Cybersecurity Incident — Canvas

Portland State University was notified of a cybersecurity incident involving Instructure, the company that provides our Canvas online learning management system. PSU is one of many institutions nationwide that were potentially impacted.

The Instructure Incident Report indicates that potentially exposed information consists of certain user data such as names, email addresses, student ID numbers and messages among users. OIT is monitoring the situation very closely and will share additional, relevant information with the PSU community as it becomes available.

Here are a few important facts we want to share:

• There is no indication that passwords, dates of birth, government identification numbers or financial information were compromised.
• No Portland State University systems were compromised. This incident was entirely isolated to Instructure’s own corporate systems.
• According to Instructure, they quickly detected the unauthorized access and eliminated the attacker from their network.
• Canvas and all other PSU systems remain fully functional and are safe to continue using.

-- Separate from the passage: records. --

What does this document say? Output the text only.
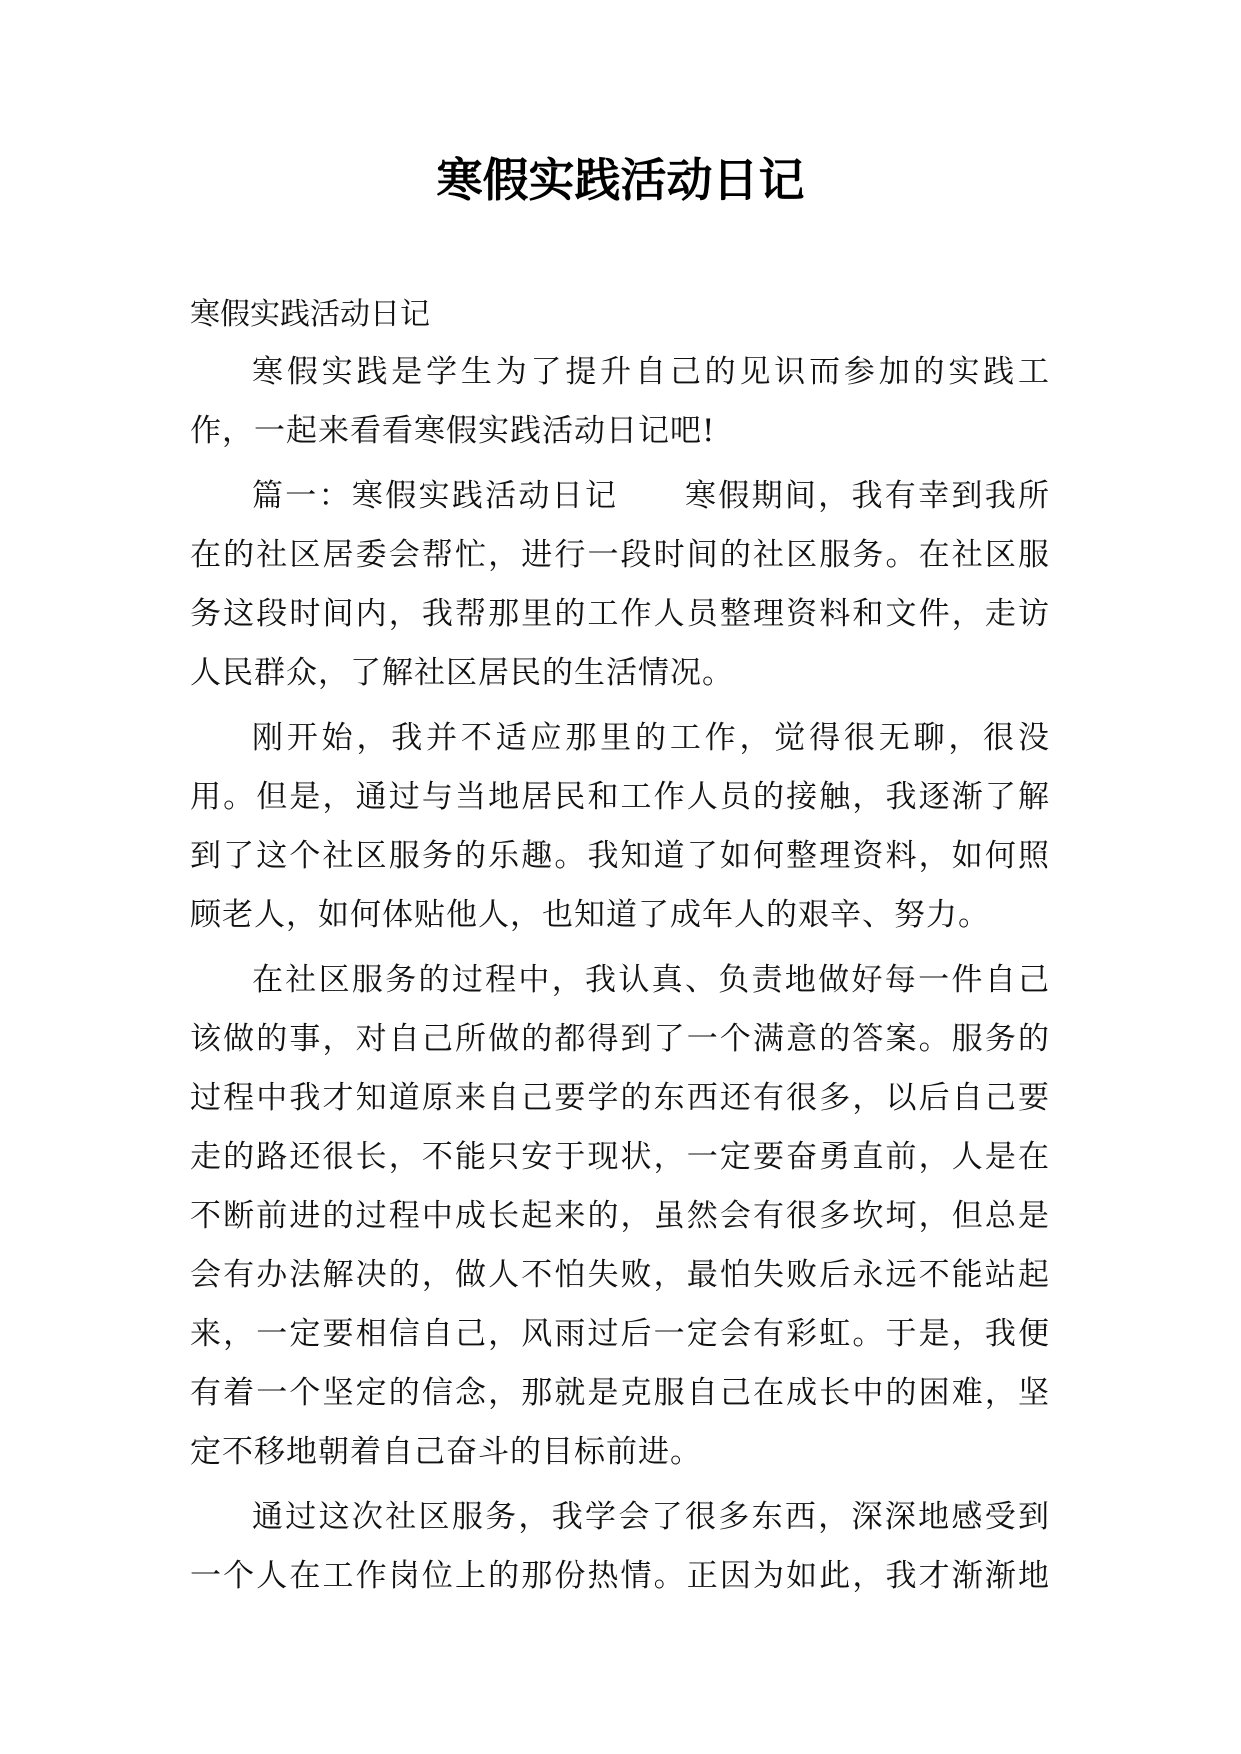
寒假实践活动日记

寒假实践活动日记

寒假实践是学生为了提升自己的见识而参加的实践工作，一起来看看寒假实践活动日记吧!

篇一：寒假实践活动日记　　寒假期间，我有幸到我所在的社区居委会帮忙，进行一段时间的社区服务。在社区服务这段时间内，我帮那里的工作人员整理资料和文件，走访人民群众，了解社区居民的生活情况。

刚开始，我并不适应那里的工作，觉得很无聊，很没用。但是，通过与当地居民和工作人员的接触，我逐渐了解到了这个社区服务的乐趣。我知道了如何整理资料，如何照顾老人，如何体贴他人，也知道了成年人的艰辛、努力。

在社区服务的过程中，我认真、负责地做好每一件自己该做的事，对自己所做的都得到了一个满意的答案。服务的过程中我才知道原来自己要学的东西还有很多，以后自己要走的路还很长，不能只安于现状，一定要奋勇直前，人是在不断前进的过程中成长起来的，虽然会有很多坎坷，但总是会有办法解决的，做人不怕失败，最怕失败后永远不能站起来，一定要相信自己，风雨过后一定会有彩虹。于是，我便有着一个坚定的信念，那就是克服自己在成长中的困难，坚定不移地朝着自己奋斗的目标前进。

通过这次社区服务，我学会了很多东西，深深地感受到一个人在工作岗位上的那份热情。正因为如此，我才渐渐地
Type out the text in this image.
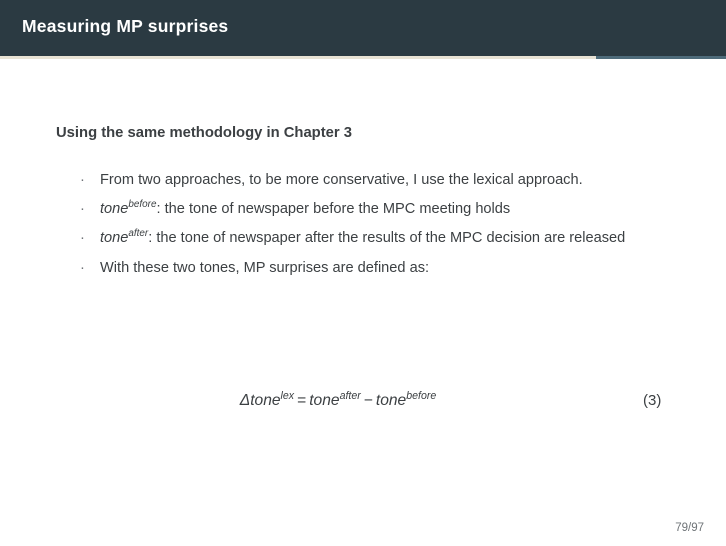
Measuring MP surprises
Using the same methodology in Chapter 3
· From two approaches, to be more conservative, I use the lexical approach.
· tone$^{before}$: the tone of newspaper before the MPC meeting holds
· tone$^{after}$: the tone of newspaper after the results of the MPC decision are released
· With these two tones, MP surprises are defined as:
Δtone$^{lex}$ = tone$^{after}$ − tone$^{before}$	(3)
79/97
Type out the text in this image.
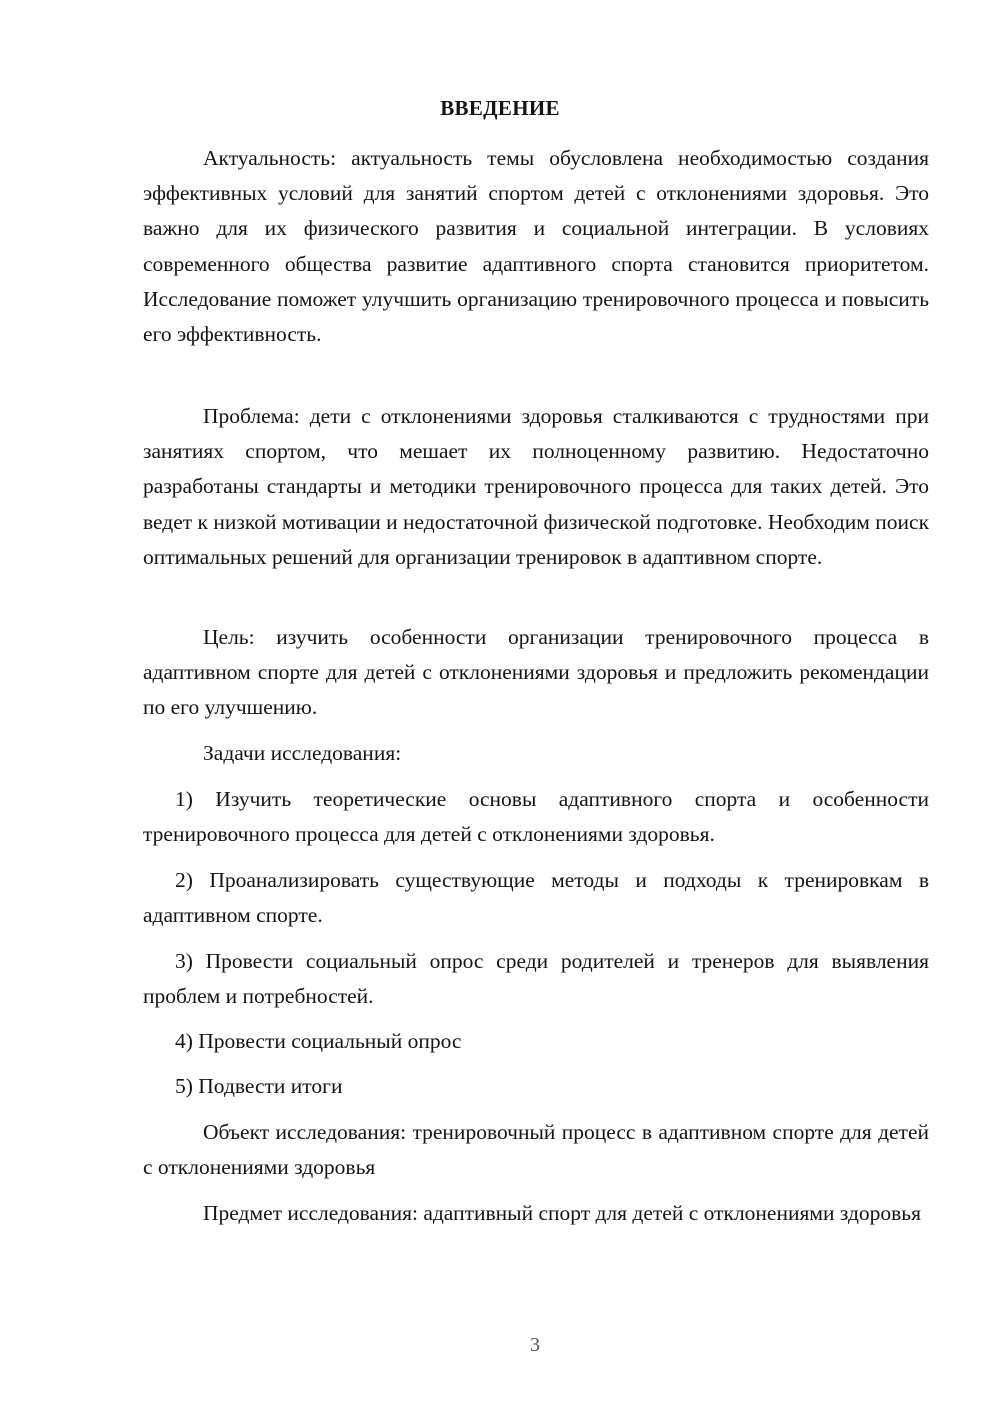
ВВЕДЕНИЕ

Актуальность: актуальность темы обусловлена необходимостью создания эффективных условий для занятий спортом детей с отклонениями здоровья. Это важно для их физического развития и социальной интеграции. В условиях современного общества развитие адаптивного спорта становится приоритетом. Исследование поможет улучшить организацию тренировочного процесса и повысить его эффективность.

Проблема: дети с отклонениями здоровья сталкиваются с трудностями при занятиях спортом, что мешает их полноценному развитию. Недостаточно разработаны стандарты и методики тренировочного процесса для таких детей. Это ведет к низкой мотивации и недостаточной физической подготовке. Необходим поиск оптимальных решений для организации тренировок в адаптивном спорте.

Цель: изучить особенности организации тренировочного процесса в адаптивном спорте для детей с отклонениями здоровья и предложить рекомендации по его улучшению.

Задачи исследования:

1) Изучить теоретические основы адаптивного спорта и особенности тренировочного процесса для детей с отклонениями здоровья.

2) Проанализировать существующие методы и подходы к тренировкам в адаптивном спорте.

3) Провести социальный опрос среди родителей и тренеров для выявления проблем и потребностей.

4) Провести социальный опрос

5) Подвести итоги

Объект исследования: тренировочный процесс в адаптивном спорте для детей с отклонениями здоровья

Предмет исследования: адаптивный спорт для детей с отклонениями здоровья

3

While no action is required from PSU faculty, staff, or students regarding the Instructure incident at this time, please be aware that attackers may use compromised data from this incident to target you with phishing emails in the future. OIT strongly recommends remaining vigilant through practices such as always verifying the source of an email before responding or following links, using complex and unique passwords on all of your accounts and using two-factor authentication.

Thank you for your patience as we wait for further updates from Instructure, the parent company of Canvas.